Moving forward into the future with hospital-at-home programs, and AI

With regard to more and more systems and machines being connected going forward, one development that will doubtless require attention, when it comes to cybersecurity concerns, will be the emergence of hospital-at-home programs. We asked survey respondents whether they have established hospital-at-home programs yet. Among those for whom the question was applicable, the following are the results: 14 percent have fully implemented a hospital-at home program; another 14 percent have gone live with an initial implementation; and 42 percent are in the planning stages. Meanwhile, 29.8 percent have no plans to implement such a program.
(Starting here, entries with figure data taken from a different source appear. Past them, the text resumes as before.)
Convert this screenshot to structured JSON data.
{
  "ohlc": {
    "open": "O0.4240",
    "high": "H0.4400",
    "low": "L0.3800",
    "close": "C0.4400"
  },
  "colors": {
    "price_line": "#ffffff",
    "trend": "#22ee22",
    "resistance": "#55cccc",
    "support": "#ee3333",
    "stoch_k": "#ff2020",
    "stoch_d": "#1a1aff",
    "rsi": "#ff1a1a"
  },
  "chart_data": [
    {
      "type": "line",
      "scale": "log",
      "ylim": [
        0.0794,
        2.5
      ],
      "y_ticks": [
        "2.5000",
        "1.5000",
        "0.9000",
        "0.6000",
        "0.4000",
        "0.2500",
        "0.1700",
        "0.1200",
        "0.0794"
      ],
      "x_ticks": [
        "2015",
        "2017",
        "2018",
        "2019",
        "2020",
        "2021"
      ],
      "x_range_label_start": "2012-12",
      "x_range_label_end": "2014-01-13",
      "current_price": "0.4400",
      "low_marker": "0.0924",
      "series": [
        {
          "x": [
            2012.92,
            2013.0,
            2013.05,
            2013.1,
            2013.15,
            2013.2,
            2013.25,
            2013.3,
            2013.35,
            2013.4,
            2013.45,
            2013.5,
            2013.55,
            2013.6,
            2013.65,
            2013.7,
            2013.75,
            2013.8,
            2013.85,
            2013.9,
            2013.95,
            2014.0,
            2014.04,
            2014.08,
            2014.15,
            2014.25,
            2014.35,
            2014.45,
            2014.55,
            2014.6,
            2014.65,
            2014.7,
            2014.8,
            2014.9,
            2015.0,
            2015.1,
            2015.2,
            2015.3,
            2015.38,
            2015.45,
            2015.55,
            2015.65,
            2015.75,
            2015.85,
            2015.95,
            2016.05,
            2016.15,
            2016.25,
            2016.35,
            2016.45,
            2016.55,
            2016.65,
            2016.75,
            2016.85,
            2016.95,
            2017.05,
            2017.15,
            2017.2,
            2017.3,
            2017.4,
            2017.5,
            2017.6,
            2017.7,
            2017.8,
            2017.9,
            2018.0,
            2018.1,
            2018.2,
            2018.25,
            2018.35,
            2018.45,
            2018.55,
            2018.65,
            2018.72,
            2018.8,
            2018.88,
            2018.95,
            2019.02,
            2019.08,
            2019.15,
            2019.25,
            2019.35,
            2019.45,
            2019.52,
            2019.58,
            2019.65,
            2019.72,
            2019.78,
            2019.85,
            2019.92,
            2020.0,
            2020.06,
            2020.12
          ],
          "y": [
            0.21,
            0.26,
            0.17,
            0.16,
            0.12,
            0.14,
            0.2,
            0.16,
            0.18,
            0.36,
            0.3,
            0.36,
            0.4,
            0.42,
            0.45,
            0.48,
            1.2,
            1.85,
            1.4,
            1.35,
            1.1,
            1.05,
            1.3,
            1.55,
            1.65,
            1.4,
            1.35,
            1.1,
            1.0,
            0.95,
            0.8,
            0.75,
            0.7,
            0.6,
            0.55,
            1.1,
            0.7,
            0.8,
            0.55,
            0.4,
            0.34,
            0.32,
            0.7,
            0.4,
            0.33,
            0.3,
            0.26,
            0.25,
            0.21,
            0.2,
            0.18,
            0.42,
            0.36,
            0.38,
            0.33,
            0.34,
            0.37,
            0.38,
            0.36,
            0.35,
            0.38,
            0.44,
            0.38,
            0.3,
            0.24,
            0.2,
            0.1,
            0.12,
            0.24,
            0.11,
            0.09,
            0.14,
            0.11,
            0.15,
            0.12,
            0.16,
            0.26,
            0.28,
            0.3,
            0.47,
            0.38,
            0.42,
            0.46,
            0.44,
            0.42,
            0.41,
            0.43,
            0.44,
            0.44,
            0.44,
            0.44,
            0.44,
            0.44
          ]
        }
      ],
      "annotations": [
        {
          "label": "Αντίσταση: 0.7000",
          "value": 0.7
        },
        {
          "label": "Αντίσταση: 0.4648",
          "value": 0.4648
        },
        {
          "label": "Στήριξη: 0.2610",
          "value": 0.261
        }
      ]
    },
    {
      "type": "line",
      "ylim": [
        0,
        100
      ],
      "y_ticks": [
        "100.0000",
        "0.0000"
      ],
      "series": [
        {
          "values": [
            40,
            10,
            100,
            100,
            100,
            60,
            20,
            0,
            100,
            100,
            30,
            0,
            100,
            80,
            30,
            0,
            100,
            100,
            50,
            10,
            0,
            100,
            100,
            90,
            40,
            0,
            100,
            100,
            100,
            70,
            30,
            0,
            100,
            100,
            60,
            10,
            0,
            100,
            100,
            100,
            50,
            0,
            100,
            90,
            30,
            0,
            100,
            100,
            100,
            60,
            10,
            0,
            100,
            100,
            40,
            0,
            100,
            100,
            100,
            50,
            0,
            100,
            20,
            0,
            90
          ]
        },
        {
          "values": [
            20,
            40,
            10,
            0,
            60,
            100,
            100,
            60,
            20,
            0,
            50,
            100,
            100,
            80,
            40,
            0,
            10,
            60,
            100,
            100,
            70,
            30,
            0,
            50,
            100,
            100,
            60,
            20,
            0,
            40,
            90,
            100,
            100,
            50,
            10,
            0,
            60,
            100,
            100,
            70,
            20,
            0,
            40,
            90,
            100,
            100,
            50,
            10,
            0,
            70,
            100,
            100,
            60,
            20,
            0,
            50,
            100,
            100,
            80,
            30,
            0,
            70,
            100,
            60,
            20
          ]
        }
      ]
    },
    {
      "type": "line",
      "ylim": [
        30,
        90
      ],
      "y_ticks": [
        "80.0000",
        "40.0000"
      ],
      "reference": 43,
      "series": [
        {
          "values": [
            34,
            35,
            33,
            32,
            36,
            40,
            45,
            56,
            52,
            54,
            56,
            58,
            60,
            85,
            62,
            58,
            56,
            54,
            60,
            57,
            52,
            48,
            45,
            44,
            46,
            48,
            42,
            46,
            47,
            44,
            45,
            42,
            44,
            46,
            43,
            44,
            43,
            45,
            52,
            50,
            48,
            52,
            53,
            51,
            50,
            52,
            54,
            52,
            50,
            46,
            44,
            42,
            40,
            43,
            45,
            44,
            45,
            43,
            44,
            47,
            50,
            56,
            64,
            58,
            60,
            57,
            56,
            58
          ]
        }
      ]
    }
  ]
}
Asked in which area of activity their organizations have moved forward to adopt artificial intelligence (AI) and machine learning (ML), 50.5 percent of respondents indicated that they hadn’t yet moved forward in any area. Meanwhile, 30.69 percent have moved forward in some clinical area (patient care delivery, clinical transformation, etc.); 22.77 percent have moved forward in an operational or administrative area; and 16.83 percent have moved forward in a financial/revenue cycle management area.

Meanwhile, asked what their top strategic IT priority was going into the next 12 to 24 months, respondents indicated the following: EHR optimization, 34.65 percent; data analytics optimization, 18.81 percent; infrastructure and platform development, 17.82 percent; and revenue cycle management optimization, 9.9 percent. Meanwhile, 13.86 percent were not sure, and 4.95 percent indicated other top priorities, among them, “ERP replacement/modernization,” “operational efficiency and scalability,” “website design,” and “wide implementation of Epic over three major health networks.”
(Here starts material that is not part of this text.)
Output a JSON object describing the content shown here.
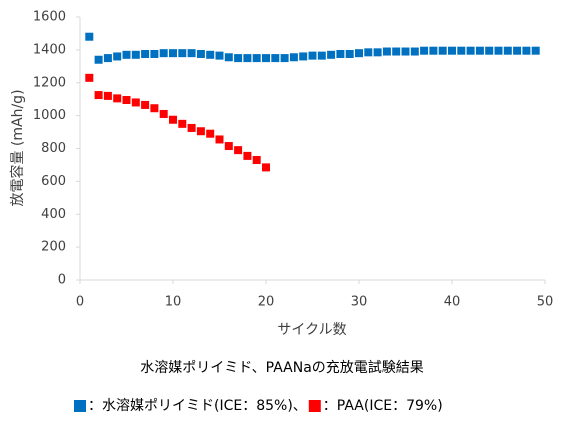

When it comes to priorities, there is good news on one specific area: incorporating the social determinants of health (SDOH) into population health management and care management work. Among respondents, fully 59.41 percent are already incorporating SDOH into their population health and care management work, and an additional 19.8 percent are planning to do so soon. Only 15.84 percent have no plans to do so, while 4.95 percent are not sure. Those results have changed considerably over the course of a year; last year, 44 percent of respondents had already been incorporation SDOH, while 34 percent planned to do so, and 22 percent had no plans to do so.